How to Diagnose Task Failures in LLM Multi-Agent Systems: A Step-by-Step Guide
Introduction
When an LLM-powered multi-agent system fails, identifying which agent caused the failure and when it happened is like searching for a needle in a haystack. Recent research from Penn State University and Duke University, in collaboration with Google DeepMind and other institutions, introduces automated failure attribution as a solution. Their benchmark dataset Who&When and open-source tools provide a systematic way to pinpoint the root cause. This guide walks you through the process of using these methods to diagnose task failures efficiently.

What You Need
- Multi-agent system logs – Detailed interaction records between agents (e.g., message exchanges, tool calls).
- Task definitions – Clear description of the task the system was trying to complete.
- Failure event description – A record of when and how the system failed (e.g., incorrect output, deadlock).
- Access to the Who&When benchmark – Open-source code and dataset for testing attribution methods.
- Basic programming environment – Python, Jupyter notebook, or similar to run attribution scripts.

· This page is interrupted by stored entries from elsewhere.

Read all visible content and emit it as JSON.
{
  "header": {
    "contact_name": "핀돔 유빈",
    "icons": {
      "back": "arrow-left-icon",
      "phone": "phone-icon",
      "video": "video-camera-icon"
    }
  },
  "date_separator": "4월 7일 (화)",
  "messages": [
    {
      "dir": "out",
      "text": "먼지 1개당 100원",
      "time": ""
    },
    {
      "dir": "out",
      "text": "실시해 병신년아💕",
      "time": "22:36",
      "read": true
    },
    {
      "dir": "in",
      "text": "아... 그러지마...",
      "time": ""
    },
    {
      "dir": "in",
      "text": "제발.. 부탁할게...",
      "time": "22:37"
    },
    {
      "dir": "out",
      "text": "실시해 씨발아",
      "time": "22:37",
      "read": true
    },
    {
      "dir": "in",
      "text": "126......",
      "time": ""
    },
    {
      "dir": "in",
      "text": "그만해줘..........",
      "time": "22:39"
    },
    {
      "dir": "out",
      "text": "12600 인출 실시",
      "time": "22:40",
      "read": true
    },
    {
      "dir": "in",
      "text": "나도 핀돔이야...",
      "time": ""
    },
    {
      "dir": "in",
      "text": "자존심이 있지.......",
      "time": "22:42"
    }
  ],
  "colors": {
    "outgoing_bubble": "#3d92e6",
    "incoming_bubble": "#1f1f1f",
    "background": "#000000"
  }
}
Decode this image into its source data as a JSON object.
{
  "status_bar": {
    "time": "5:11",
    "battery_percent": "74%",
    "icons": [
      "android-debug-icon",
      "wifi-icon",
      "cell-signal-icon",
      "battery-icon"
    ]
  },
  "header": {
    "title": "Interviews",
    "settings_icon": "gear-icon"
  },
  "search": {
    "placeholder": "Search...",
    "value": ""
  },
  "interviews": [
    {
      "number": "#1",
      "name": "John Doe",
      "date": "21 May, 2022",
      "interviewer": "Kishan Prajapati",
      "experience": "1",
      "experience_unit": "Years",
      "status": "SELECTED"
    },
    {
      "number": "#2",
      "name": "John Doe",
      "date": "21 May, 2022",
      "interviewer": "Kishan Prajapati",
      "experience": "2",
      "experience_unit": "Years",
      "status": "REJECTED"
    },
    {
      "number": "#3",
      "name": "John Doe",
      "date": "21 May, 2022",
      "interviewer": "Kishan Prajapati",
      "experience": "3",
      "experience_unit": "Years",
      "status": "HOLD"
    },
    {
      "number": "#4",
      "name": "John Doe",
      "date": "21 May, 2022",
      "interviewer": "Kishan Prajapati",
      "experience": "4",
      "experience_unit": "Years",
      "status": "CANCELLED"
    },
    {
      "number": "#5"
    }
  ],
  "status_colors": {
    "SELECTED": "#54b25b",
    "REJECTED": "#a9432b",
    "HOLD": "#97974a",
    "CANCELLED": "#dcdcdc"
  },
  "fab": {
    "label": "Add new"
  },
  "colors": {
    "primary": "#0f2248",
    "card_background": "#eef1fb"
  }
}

- Familiarity with LLM multi-agent architectures – Understanding of agent roles, communication patterns, and failure modes.
Step-by-Step Instructions
-
Step 1: Collect and Organize Interaction Logs
Gather all logs from the multi-agent run that ended in failure. Include timestamps, agent IDs, messages sent/received, and any internal agent states. If your system uses a centralized orchestrator, extract the full conversation history. For decentralized systems, merge logs from each agent by timestamp to create a unified timeline. Save the logs in a structured format (e.g., JSON or CSV) for easy processing.
-
Step 2: Define the Failure Event
Clearly specify what constitutes a failure for your task. Examples: the final answer is incorrect, an agent halted without completing its subtask, or the system entered an infinite loop. Document the exact point where the failure became observable – this will be your ground truth for evaluating attribution methods. The Who&When dataset provides labeled failures for benchmarking, but you need to create your own labels for custom systems.
-
Step 3: Apply an Automated Attribution Method
Choose one of the attribution approaches from the research:
- Perturbation-based: Re-run the system after removing or swapping agents’ contributions to see which change fixes the failure.
- LLM-based reasoning: Use a strong LLM (e.g., GPT-4) to analyze the logs and provide a textual explanation for the failure, then extract the responsible agent and timestamp.
- Gradient-based (if applicable): For systems with differentiable components, compute gradients to identify sensitive agents or interactions.
Implement the method using the open-source code. For LLM-based reasoning, craft a prompt that includes the failure description, the full log, and asks for the “who” and “when” in a structured answer.
-
Step 4: Analyze the Attribution Results
Examine the output of your chosen method. It should indicate an agent ID and a timestep (or message index). Compare this with your own analysis or ground truth labels if available. If the attribution method suggests multiple candidates, prioritize those that appear consistently across different methods. Document the reasoning: e.g., “Agent 3 failed because it received incorrect information from Agent 2 at timestep 47, leading to a cascading error.”
-
Step 5: Iterate and Fix the System
Based on the attribution, modify the responsible agent’s instructions, tool access, or communication protocol. Re-run the system to verify the fix. Automated attribution is not a one-time analysis; use it as a debugging loop. The Who&When benchmark includes multiple failure scenarios, allowing you to test your attribution method’s robustness across different tasks.
Tips for Success
- Start with simple failure cases – Single-agent mistakes are easier to attribute. Gradually move to complex multi-step failures.
- Combine multiple attribution methods – Cross-validating results from perturbation and LLM reasoning increases confidence.
- Automate log collection – Integrate logging into your system from the start to avoid manual archaeology.
- Use the Who&When dataset for training – Even if your system is different, the dataset helps you refine your attribution pipeline.
- Document your attribution process – Keep a record of what methods worked and why; this builds institutional knowledge.
- Don’t rely solely on automated attribution – Manual inspection of a few key logs is still valuable for catching patterns the automation might miss.